顔色がサァーッと青ざめ、滝のような脂汗が吹き出る。
「「「…………ッ!!」」」
彼らは弾かれたように直立不動の姿勢を取った。
不良特有の猫背はどこへやら、軍隊のような規律正しさだ。
「「「お、お疲れ様ですッ!!」」」
店内に響き渡る大声で、九十度の綺麗なお辞儀をする。
ウェイトレスも、周りの客も、何が起きたのか分からずポカンとしている。
不良たちは、顔を引きつらせたまま後ずさりした。
「「「し、失礼しましたッ!」」」
彼らは脱兎のごとく、逃げるように店の外へと走っていく。
その速さは、陸上選手顔負けだった。
「……言っておくが、俺はまだ何もしてないぞ?」
ポツリと、聞いてもいないのにリィンが弁明する。
レイカは大きな溜め息を吐き、スプーンでパフェのクリームを突っついた。
「それよりもアイツら、お金払ってないんじゃない?」
ドリンクバーには、飲みかけのジュースが入ったコップが残されていた。
それを見て、リィンはこめかみに青筋を立てながら、深々と溜め息を漏らすのだった。
◆
夕暮れの帰り道。
茜色に染まった空の下、コウとソラはレンガ通りを並んで歩いていた。
長く伸びる二つの影。二人の間には、重苦しい沈黙が漂っている。
「すみません、コウ先輩。私のせいで、先輩まで嫌な思いを……」
ソラが消え入りそうな声で謝罪する。
俯く彼女の横顔には、深い後悔の色が滲んでいた。
尊敬する先輩があんな風に変わってしまったこと、そして自分に対して憎悪を向けてきたことが、彼女の心を深く傷つけていた。

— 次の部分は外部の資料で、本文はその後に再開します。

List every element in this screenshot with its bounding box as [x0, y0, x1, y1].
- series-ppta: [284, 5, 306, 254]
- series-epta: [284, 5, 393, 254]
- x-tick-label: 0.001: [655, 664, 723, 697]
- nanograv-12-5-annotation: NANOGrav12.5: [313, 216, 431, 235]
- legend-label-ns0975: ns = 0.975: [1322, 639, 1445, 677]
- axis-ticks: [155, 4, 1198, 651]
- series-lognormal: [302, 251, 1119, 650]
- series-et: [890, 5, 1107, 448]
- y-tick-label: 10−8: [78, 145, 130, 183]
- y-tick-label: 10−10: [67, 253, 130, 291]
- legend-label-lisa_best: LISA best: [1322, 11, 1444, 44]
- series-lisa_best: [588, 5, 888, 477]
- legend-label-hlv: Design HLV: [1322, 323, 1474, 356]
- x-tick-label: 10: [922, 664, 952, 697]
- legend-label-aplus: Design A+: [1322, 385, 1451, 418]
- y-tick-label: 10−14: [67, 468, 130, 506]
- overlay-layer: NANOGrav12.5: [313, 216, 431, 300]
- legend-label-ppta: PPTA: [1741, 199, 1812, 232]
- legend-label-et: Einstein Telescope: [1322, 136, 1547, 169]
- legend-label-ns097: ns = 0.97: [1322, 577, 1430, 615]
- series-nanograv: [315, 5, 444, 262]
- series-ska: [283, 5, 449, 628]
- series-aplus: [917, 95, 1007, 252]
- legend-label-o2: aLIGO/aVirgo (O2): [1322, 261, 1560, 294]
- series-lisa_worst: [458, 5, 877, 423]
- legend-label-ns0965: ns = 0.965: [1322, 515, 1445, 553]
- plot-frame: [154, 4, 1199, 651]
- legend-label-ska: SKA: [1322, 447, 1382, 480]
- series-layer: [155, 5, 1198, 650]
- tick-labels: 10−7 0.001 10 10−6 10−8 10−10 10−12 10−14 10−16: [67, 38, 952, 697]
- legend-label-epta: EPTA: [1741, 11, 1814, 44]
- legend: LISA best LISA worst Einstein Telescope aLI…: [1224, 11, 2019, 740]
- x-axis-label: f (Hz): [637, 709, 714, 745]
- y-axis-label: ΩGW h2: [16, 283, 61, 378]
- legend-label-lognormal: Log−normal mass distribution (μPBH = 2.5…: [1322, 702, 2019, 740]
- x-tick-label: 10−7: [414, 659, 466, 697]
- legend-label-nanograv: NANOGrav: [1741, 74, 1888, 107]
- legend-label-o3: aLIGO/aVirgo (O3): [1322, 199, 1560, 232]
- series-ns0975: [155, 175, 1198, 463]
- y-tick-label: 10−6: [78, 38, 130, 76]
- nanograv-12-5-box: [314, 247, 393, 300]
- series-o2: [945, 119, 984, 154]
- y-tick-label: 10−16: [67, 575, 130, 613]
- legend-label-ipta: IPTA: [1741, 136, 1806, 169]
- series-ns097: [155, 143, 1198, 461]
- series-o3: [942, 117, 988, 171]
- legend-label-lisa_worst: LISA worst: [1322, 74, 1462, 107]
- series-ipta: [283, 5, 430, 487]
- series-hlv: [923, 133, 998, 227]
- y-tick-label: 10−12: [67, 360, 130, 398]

「気にするな。それに、ソラの言うとおり俺の知ってる相沢じゃなかった。やっぱり、何かおかしい」
コウは努めて明るく振る舞い、ソラを励まそうとする。
チアキの態度は異常だった。あれは、ただ精神的に追い詰められているというレベルではない。
何か、得体の知れない力に精神を侵食されているような――かつて遭遇した、異界に関わる事件と同じ匂いがした。
「大丈夫だ。俺が必ず、相沢を元に戻して――」
コウがそう言いかけた、その時だった。
グニャリ、と。
周囲の空間が不自然に歪んだ。
「え……?」
ソラが足を止める。
世界の色が変わる。
夕焼けの鮮やかな赤ではない。もっとどす黒く、禍々しい赤黒い色が、アスファルトや建物を侵食していく。
肌を刺すような寒気と、吐き気を催すような濃密な霊気。
異界化の予兆だ。
「まさか、こんなところで……ッ!?」
コウが警戒して周囲を見回すよりも早く、二人の目の前の空間に亀裂が走った。
パリンッ、とガラスが割れるような硬質な音と共に空間が砕け散り、そこにぽっかりと黒い穴が開く。
迷宮の入り口――〈異界の門〉だ。
そこから伸びた見えざる手が、ソラへと襲いかかる。
「きゃあああっ!?」
ソラの悲鳴が上がる。
まるで重力に逆らうようにソラの体がふわりと宙に浮き、門の中へと引きずり込まれていく。
「ソラッ!」
コウは叫び、迷わず地面を蹴った。
恐怖など感じる暇もなかった。
ただ、後輩を助けなければという一心で彼は手を伸ばし、彼女を追って赤黒い門の中へと身を投じる。
二人の姿が闇に呑み込まれると同時に、異界の門は音もなく閉じる。
歪んでいた空間も元に戻り、後には静かな夕暮れの街だけが、何事もなかったかのように残されていた。